そして新年を迎えて報じられたコパカバーナのヘヴェイリョンのニュースでは、大勢の人々が抱擁やキスしている映像や写真とともに「ベイジャッソ」という言葉も使われました。例えば「G1」(電子版)は「リオのヘヴェイリョンは花火、暑さ、ベイジャッソで燃えた」といった具合です。

しかしこの「ベイジャッソ」は、リオ市が想定したような、用意されたイベントにみなが乗っかった形ではなく、ビーチに集まった人たちの情熱によって、自主的、自然発生的に行われたものだったようです。そりゃそうですよね。市がキスの時間までお膳立てしても皆が素直に乗っかるとは思えなかったのですが。案の定...。

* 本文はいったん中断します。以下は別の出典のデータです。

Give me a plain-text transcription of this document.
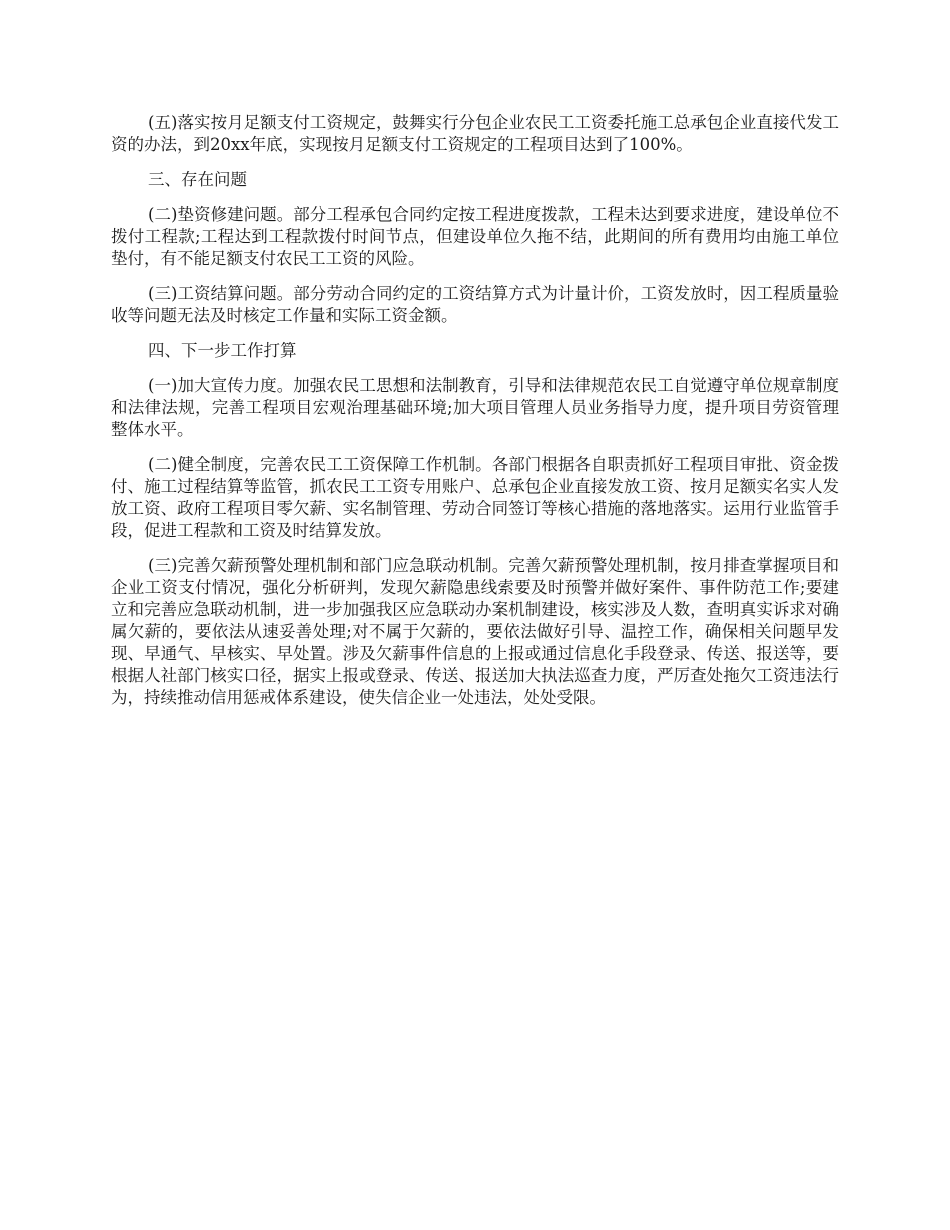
(五)落实按月足额支付工资规定，鼓舞实行分包企业农民工工资委托施工总承包企业直接代发工资的办法，到20xx年底，实现按月足额支付工资规定的工程项目达到了100%。

三、存在问题

(二)垫资修建问题。部分工程承包合同约定按工程进度拨款，工程未达到要求进度，建设单位不拨付工程款;工程达到工程款拨付时间节点，但建设单位久拖不结，此期间的所有费用均由施工单位垫付，有不能足额支付农民工工资的风险。

(三)工资结算问题。部分劳动合同约定的工资结算方式为计量计价，工资发放时，因工程质量验收等问题无法及时核定工作量和实际工资金额。

四、下一步工作打算

(一)加大宣传力度。加强农民工思想和法制教育，引导和法律规范农民工自觉遵守单位规章制度和法律法规，完善工程项目宏观治理基础环境;加大项目管理人员业务指导力度，提升项目劳资管理整体水平。

(二)健全制度，完善农民工工资保障工作机制。各部门根据各自职责抓好工程项目审批、资金拨付、施工过程结算等监管，抓农民工工资专用账户、总承包企业直接发放工资、按月足额实名实人发放工资、政府工程项目零欠薪、实名制管理、劳动合同签订等核心措施的落地落实。运用行业监管手段，促进工程款和工资及时结算发放。

(三)完善欠薪预警处理机制和部门应急联动机制。完善欠薪预警处理机制，按月排查掌握项目和企业工资支付情况，强化分析研判，发现欠薪隐患线索要及时预警并做好案件、事件防范工作;要建立和完善应急联动机制，进一步加强我区应急联动办案机制建设，核实涉及人数，查明真实诉求对确属欠薪的，要依法从速妥善处理;对不属于欠薪的，要依法做好引导、温控工作，确保相关问题早发现、早通气、早核实、早处置。涉及欠薪事件信息的上报或通过信息化手段登录、传送、报送等，要根据人社部门核实口径，据实上报或登录、传送、报送加大执法巡查力度，严厉查处拖欠工资违法行为，持续推动信用惩戒体系建设，使失信企业一处违法，处处受限。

「グローボ」(1月1日付け)は、ハート形花火は他の花火と混在してしまい、全く目立たなかったと報じています。また、そもそも、事前に市がこういう時間を用意していたことを知らなかった人が多く、みなは思い思いに年明けと共に抱擁しあいキスしあっていたと、皮肉っぽく報じています。それでもアントニオ・ペドロ・フィゲイラ・ヂ・メロ・リオ市観光局長官は、キスをしていたカップルを数10組も見たからイベントは成功だったと主張しているとか。

結局のところ、ブラジル人が新年を情熱的なハグやキスで祝うのに、お膳立ても演出も必要なかったようです。